Are standalone statements conventionally considered to imply truth? From what I understand, the statement $\exists x(p(x) \vee q(x))$ in the English language sounds something like this: "There exists $x$ such that $p(x)$ or $q(x)$". But this sounds like an incomplete claim; "There exists $x$ such that $p(x)$ or $q(x)$ what? Are true? Are false? 
 A: Logical formulae like this are always meant to be true, and if what they express is false, so is the formula.
That is, the formula you gave essentially says "It is true that there is an x which is p or q", but since the "It is true that..."-part is already part of the semantics of logical formulae anyway, you wouldn't explicitly spell out this when translating predicate logic into natural language - just like in natural language you don't say either "It is true that the sun shines" but simply "The sun shines."  

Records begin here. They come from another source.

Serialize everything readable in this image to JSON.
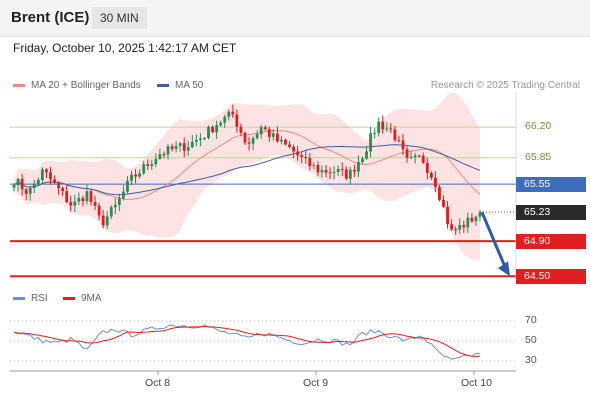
{
  "header": {
    "symbol": "Brent (ICE)",
    "timeframe": "30 MIN"
  },
  "datetime": "Friday, October 10, 2025 1:42:17 AM CET",
  "legend": {
    "ma20_label": "MA 20 + Bollinger Bands",
    "ma50_label": "MA 50",
    "copyright": "Research © 2025 Trading Central"
  },
  "rsi_legend": {
    "rsi_label": "RSI",
    "ma_label": "9MA"
  },
  "colors": {
    "ma20": "#f08a84",
    "ma50": "#3f5f9e",
    "up": "#2e8b57",
    "down": "#d62020",
    "resistance": "#b8d89a",
    "support": "#e02020",
    "pivot": "#3e6dbe",
    "rsi": "#6a8fdb",
    "rsi_ma": "#e02020"
  },
  "chart_data": {
    "type": "candlestick",
    "x_ticks": [
      "Oct 8",
      "Oct 9",
      "Oct 10"
    ],
    "price_range": [
      64.4,
      66.6
    ],
    "levels": [
      {
        "value": 66.2,
        "label": "66.20",
        "kind": "resistance"
      },
      {
        "value": 65.85,
        "label": "65.85",
        "kind": "resistance"
      },
      {
        "value": 65.55,
        "label": "65.55",
        "kind": "pivot"
      },
      {
        "value": 65.23,
        "label": "65.23",
        "kind": "last"
      },
      {
        "value": 64.9,
        "label": "64.90",
        "kind": "support"
      },
      {
        "value": 64.5,
        "label": "64.50",
        "kind": "support"
      }
    ],
    "close_anchors": [
      65.6,
      65.45,
      65.7,
      65.5,
      65.3,
      65.45,
      65.1,
      65.3,
      65.6,
      65.75,
      65.9,
      65.95,
      66.0,
      66.1,
      66.25,
      66.35,
      66.0,
      66.2,
      66.05,
      65.95,
      65.8,
      65.7,
      65.7,
      65.65,
      65.9,
      66.25,
      66.15,
      65.8,
      65.85,
      65.55,
      65.0,
      65.1,
      65.23
    ],
    "trend_arrow": {
      "from": 65.23,
      "to": 64.5
    },
    "rsi": {
      "levels": [
        70,
        50,
        30
      ],
      "range": [
        25,
        75
      ],
      "anchors": [
        60,
        55,
        50,
        48,
        52,
        40,
        58,
        62,
        56,
        60,
        64,
        66,
        65,
        66,
        60,
        57,
        52,
        58,
        55,
        50,
        48,
        52,
        50,
        46,
        58,
        60,
        54,
        50,
        56,
        40,
        30,
        34,
        38
      ]
    }
  }
}
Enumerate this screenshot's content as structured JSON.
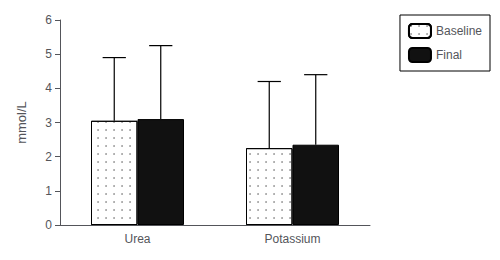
{
  "chart_data": {
    "type": "bar",
    "categories": [
      "Urea",
      "Potassium"
    ],
    "series": [
      {
        "name": "Baseline",
        "color": "#ffffff",
        "values": [
          3.05,
          2.25
        ],
        "error_upper": [
          1.85,
          1.95
        ]
      },
      {
        "name": "Final",
        "color": "#111111",
        "values": [
          3.1,
          2.35
        ],
        "error_upper": [
          2.15,
          2.05
        ]
      }
    ],
    "ylabel": "mmol/L",
    "ylim": [
      0,
      6
    ],
    "yticks": [
      0,
      1,
      2,
      3,
      4,
      5,
      6
    ],
    "grid": false,
    "legend": "upper right"
  }
}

The reason why "... such that p(x) or q(x)" sounds incomplete may also be due to "p(x)" and "q(x)" not actually being full sentences with a verb etc. as we would expect but just abbreviations; if we substituted "p" and "q" for e.g. to "dog" and "hungry" (and the choice of variable and constant names is irrelevant to the semantics of the formula, as long as we stick to a unique interpretation of them), we could translate the formula into "There exists an x such that x is a dog and x his hungry", which doesn't sound incomplete at all.
So the reason why the formula may sound like an incomplete term to you probably is due to the poor level of translation into natrual language sentences (wording it as "such that p(x)", which isn't a "complete" sentence in sense of lacking a verb etc., instead of wording it e.g. "such that x is p"), rather than the formula itself being incomplete.
The default assumption is always that what the formula expresses is true, and if this is not the case, so is the formula.